Operating expenses will be the number one concern this quarter as we work through this heightened period of Inflation. And controlling expenses, not enhancing income, will mean the difference between survival and bankruptcy for some companies.

So here's today's moral: take your eyes off the sales and income, and pay particular attention to the expense side of the ledger. It's terrific to see sales expand, but only if the company controls expenses. In the case of Microsoft, I'm looking at the net income, not top-line revenue, as the objective measure of how the company is performing.

This afternoon the final two of the big five tech companies will report their results: Apple Computer and Amazon.

Now, Apple has a more challenging course ahead, as trouble with sourcing components and the lockdown of an iPhone plant may cause some delivery issues for Apple. We are likely to see softening sales for both companies.

Overall, customers feel the full impact of the rising cost of living. And this will cause them to cut back on year-end spending. It will lead to possible sales declines for Apple and fewer deliveries for Amazon.

But both companies will be just fine if they control their expenses. Cost control will be incredibly challenging for Amazon, with higher fuel and transportation costs.

It is early in this inflation cycle, but I remember the last time Inflation hit back in the early 1980s. I worked for a major financial services company when they reported an abysmal quarter's results. Like many companies, they had allowed their expenses to climb too high.

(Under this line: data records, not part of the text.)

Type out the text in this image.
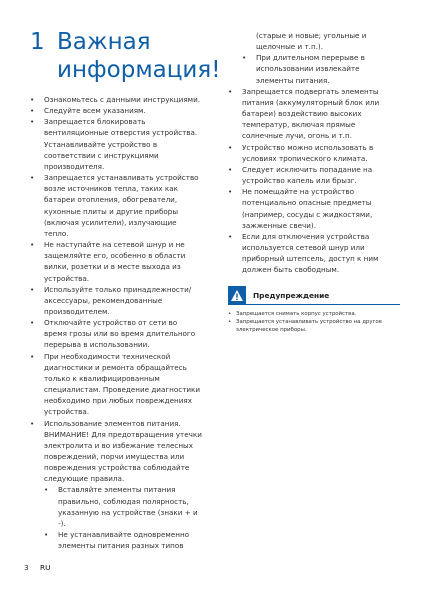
1 Важная информация!
• Ознакомьтесь с данными инструкциями.
• Следуйте всем указаниям.
• Запрещается блокировать вентиляционные отверстия устройства. Устанавливайте устройство в соответствии с инструкциями производителя.
• Запрещается устанавливать устройство возле источников тепла, таких как батареи отопления, обогреватели, кухонные плиты и другие приборы (включая усилители), излучающие тепло.
• Не наступайте на сетевой шнур и не защемляйте его, особенно в области вилки, розетки и в месте выхода из устройства.
• Используйте только принадлежности/аксессуары, рекомендованные производителем.
• Отключайте устройство от сети во время грозы или во время длительного перерыва в использовании.
• При необходимости технической диагностики и ремонта обращайтесь только к квалифицированным специалистам. Проведение диагностики необходимо при любых повреждениях устройства.
• Использование элементов питания. ВНИМАНИЕ! Для предотвращения утечки электролита и во избежание телесных повреждений, порчи имущества или повреждения устройства соблюдайте следующие правила.
• Вставляйте элементы питания правильно, соблюдая полярность, указанную на устройстве (знаки + и -).
• Не устанавливайте одновременно элементы питания разных типов
(старые и новые; угольные и щелочные и т.п.).
• При длительном перерыве в использовании извлекайте элементы питания.
• Запрещается подвергать элементы питания (аккумуляторный блок или батареи) воздействию высоких температур, включая прямые солнечные лучи, огонь и т.п.
• Устройство можно использовать в условиях тропического климата.
• Следует исключить попадание на устройство капель или брызг.
• Не помещайте на устройство потенциально опасные предметы (например, сосуды с жидкостями, зажженные свечи).
• Если для отключения устройства используется сетевой шнур или приборный штепсель, доступ к ним должен быть свободным.
Предупреждение
• Запрещается снимать корпус устройства.
• Запрещается устанавливать устройство на другое электрическое приборы.
3 RU
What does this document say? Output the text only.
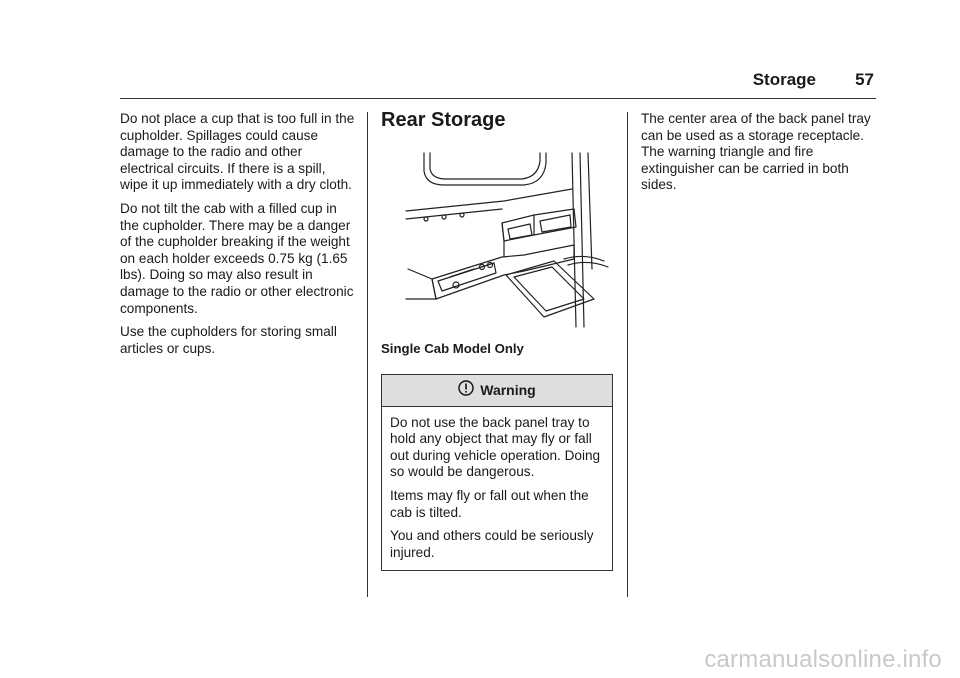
Storage 57

Do not place a cup that is too full in the cupholder. Spillages could cause damage to the radio and other electrical circuits. If there is a spill, wipe it up immediately with a dry cloth.

Do not tilt the cab with a filled cup in the cupholder. There may be a danger of the cupholder breaking if the weight on each holder exceeds 0.75 kg (1.65 lbs). Doing so may also result in damage to the radio or other electronic components.

Use the cupholders for storing small articles or cups.

Rear Storage
Single Cab Model Only
Warning

Do not use the back panel tray to hold any object that may fly or fall out during vehicle operation. Doing so would be dangerous.

Items may fly or fall out when the cab is tilted.

You and others could be seriously injured.

The center area of the back panel tray can be used as a storage receptacle. The warning triangle and fire extinguisher can be carried in both sides.

carmanualsonline.info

The next thing I knew, the board of directions appointed the Chief Financial Officer as President. At least he can get expenses under control, was their thinking. Who better to get costs under control than the company's accountant? In times like this, the quicker companies adopt that approach, the better.


Econ Briefs


For the first time in three quarters, the American Economy recorded positive growth. GDP is up 2.6%, exceeding Wall Streets' estimate by 2/10th percent. This GDP Growth is very positive news indeed. Combined with the GDP Price indicator, the economy is improving. GDP Inflation came in a complete 5% BELOW last quarter's level. And a sign that inflation may be cooling.

The Federal Reserve is now in an exciting position. The Fed meets next Wednesday to set the new interest rate. Many on Wall Street think the Fed can dial back on its rate hikes. Raising rates by only half a percent, rather than the three-quarters percent we saw last month.

Lower rates are why we've seen bonds rallying for the last two days.

This GDP Report is excellent news, with better-than-expected economic growth and lower and expected inflation.

It doesn't get much better than this.

Let's see if we can get some good news when Apple computer and Amazon report their results later this afternoon.